Además, la permanencia de los federales subrayó la imagen desprestigiada de la policía provincial. “Los policías son sin derecho y los gendarmes son con derecho –contó un joven de uno de los barrios analizados– Los policías no tienen derecho a hacerte nada porque también andan en la joda y los gendarmes tienen derecho a hacerte cualquier cosa”.

Así, al principio, los jóvenes miraban con más respeto a los uniformados de verde que a la policía provincial. Luego empezaron a aparecer los primeros relatos de abuso de poder por parte de los gendarmes y entonces los vecinos ya no sabían “si quedarse con éstos o con los transeros”, por la policía santafesina.
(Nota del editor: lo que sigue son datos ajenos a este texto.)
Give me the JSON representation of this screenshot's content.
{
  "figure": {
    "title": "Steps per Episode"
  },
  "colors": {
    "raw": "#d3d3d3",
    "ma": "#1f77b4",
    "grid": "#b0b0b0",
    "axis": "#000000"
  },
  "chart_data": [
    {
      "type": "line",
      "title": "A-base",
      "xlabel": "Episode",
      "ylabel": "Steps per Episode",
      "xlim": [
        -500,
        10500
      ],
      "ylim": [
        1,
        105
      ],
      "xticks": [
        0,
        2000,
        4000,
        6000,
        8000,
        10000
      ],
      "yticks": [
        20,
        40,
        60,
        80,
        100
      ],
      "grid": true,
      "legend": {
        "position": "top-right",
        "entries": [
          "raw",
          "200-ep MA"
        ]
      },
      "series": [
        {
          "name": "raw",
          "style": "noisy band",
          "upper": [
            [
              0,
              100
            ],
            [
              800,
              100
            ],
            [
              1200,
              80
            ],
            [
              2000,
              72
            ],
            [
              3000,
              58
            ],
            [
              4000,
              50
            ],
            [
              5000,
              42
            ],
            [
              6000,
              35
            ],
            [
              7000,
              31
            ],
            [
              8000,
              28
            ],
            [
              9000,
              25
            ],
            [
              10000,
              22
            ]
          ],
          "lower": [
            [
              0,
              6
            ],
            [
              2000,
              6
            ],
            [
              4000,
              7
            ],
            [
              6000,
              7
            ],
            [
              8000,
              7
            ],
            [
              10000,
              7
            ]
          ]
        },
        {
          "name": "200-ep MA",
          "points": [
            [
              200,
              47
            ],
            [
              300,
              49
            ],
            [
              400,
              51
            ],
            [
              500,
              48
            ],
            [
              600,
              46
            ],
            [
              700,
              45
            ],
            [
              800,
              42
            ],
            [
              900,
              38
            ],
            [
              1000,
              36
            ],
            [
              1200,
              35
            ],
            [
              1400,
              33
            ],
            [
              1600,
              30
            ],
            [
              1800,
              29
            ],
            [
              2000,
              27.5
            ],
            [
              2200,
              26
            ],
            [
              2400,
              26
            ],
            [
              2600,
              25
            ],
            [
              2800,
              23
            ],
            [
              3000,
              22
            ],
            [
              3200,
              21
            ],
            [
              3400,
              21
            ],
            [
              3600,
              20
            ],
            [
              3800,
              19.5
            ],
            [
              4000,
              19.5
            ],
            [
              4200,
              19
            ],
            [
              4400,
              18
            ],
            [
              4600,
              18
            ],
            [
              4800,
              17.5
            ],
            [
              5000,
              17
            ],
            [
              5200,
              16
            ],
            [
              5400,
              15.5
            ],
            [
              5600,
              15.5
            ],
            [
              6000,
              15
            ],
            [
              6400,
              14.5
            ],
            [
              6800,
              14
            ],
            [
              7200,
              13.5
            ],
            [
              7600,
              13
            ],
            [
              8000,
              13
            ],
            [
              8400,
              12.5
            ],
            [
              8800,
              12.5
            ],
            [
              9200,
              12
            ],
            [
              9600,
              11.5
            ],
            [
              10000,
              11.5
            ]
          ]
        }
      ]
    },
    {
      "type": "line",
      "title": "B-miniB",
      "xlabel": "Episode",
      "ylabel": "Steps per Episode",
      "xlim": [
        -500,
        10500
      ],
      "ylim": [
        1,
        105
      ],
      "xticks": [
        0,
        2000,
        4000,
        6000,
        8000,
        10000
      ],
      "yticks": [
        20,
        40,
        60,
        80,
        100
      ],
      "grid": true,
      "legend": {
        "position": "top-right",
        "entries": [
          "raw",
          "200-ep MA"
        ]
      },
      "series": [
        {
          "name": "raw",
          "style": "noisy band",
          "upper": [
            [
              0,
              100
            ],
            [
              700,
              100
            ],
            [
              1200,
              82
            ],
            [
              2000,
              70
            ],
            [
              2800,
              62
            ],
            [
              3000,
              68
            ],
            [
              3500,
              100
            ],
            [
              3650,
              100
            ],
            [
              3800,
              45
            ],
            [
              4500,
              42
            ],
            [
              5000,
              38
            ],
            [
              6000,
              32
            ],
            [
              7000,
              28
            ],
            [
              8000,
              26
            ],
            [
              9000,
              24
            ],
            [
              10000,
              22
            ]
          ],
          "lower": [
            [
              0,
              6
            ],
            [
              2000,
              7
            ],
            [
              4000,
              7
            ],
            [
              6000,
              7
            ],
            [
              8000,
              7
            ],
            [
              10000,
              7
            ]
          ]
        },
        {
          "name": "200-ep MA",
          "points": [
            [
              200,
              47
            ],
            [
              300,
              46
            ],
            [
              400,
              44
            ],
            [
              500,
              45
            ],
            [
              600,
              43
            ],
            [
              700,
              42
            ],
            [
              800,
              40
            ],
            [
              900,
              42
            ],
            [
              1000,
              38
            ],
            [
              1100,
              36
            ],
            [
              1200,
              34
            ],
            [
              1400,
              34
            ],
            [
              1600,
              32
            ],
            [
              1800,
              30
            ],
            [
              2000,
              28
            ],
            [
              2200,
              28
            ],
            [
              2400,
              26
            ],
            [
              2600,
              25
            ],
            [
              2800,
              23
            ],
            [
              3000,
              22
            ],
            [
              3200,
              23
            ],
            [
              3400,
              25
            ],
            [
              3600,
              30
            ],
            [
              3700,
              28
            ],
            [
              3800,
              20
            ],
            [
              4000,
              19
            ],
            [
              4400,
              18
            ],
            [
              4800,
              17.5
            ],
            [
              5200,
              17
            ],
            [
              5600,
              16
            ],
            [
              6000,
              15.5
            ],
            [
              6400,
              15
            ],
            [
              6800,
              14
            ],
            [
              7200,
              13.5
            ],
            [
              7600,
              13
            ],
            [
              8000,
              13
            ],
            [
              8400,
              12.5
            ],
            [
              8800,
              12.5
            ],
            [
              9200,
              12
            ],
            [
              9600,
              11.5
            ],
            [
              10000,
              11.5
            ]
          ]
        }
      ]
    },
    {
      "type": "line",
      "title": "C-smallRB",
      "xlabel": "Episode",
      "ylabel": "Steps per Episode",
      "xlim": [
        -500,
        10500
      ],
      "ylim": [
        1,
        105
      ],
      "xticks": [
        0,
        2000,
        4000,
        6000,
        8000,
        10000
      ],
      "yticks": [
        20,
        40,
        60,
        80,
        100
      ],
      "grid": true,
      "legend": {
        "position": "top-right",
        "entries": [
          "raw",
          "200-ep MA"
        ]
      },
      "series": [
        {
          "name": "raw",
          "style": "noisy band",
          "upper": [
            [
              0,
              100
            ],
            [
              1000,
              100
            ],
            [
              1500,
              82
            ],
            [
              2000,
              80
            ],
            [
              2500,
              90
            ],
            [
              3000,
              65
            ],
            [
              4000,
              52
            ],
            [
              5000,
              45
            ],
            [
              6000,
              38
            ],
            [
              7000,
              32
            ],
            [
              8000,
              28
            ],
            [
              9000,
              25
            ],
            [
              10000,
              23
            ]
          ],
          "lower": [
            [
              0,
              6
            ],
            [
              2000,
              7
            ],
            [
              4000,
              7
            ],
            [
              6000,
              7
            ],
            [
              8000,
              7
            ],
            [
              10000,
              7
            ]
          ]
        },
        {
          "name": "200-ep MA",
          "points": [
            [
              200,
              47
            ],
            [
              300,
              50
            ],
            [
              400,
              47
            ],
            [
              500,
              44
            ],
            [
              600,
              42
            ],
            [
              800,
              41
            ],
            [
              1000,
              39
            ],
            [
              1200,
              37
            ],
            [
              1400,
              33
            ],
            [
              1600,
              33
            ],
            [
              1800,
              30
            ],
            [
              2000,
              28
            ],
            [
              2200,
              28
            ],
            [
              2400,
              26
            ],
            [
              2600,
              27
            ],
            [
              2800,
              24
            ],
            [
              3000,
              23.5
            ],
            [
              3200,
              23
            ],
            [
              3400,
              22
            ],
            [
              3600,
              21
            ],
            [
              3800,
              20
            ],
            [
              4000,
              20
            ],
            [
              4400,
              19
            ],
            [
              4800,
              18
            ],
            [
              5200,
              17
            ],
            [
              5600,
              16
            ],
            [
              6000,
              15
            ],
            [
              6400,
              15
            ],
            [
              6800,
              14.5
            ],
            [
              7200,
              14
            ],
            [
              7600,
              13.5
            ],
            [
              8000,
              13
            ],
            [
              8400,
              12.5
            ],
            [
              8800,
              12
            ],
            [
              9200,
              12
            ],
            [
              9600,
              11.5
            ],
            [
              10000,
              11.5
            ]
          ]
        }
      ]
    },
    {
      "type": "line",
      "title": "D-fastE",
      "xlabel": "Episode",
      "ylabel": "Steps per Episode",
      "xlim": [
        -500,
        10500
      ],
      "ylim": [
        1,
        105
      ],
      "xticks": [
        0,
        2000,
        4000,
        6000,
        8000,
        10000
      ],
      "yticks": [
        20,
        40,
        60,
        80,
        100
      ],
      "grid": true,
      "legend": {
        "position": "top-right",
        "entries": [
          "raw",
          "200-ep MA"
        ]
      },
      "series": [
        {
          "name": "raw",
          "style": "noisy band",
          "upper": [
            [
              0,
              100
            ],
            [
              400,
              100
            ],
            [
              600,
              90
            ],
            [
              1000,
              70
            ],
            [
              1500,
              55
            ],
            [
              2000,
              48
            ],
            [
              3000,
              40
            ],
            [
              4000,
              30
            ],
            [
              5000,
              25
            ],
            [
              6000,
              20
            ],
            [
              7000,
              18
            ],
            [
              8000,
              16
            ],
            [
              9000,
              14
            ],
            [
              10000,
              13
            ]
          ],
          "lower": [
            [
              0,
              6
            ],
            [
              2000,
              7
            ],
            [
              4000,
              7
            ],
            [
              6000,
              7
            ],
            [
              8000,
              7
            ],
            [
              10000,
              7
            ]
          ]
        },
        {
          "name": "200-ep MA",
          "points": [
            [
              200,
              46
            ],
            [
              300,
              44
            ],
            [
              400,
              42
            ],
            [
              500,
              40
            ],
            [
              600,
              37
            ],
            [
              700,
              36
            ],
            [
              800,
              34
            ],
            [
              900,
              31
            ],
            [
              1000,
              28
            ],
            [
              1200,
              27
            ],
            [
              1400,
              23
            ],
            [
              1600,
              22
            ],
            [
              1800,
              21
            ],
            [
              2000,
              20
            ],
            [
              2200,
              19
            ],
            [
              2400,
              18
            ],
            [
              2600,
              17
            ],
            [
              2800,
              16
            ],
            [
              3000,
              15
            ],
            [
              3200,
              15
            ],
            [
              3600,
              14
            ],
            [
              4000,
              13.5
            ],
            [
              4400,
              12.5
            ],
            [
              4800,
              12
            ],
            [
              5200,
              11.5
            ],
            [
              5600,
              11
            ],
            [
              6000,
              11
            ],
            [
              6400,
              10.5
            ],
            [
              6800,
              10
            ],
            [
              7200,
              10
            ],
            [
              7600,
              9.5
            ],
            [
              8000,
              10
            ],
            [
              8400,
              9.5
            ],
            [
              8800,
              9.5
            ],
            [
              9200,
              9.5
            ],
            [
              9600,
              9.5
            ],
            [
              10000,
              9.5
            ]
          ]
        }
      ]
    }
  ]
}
La “paz” no duró mucho y de nuevo los tiros comenzaron a escucharse. Por aquí, por allá. Dos mil dieciséis arrancó con dos homicidios y 24 heridos. El preludio de otro año violento que ya lleva 111 asesinatos en estos siete meses. Cada uno una nota. Una víctima más que se escribe y se lee casi de rutina. Como si fueran números.

Es que escribir noticias nos lleva a veces, sin darnos cuenta, a despojarnos de emociones. Hablamos de muertos, los contamos, casi con frialdad. Pero detrás de cada caso hay una historia truncada, familias que desmembran, dolores que alumbran y se quedan. Lo supe para siempre aquel viernes en el que el dónde era un maxioquiosco, el qué otro asesinato y el quién alguien demasiado cercano.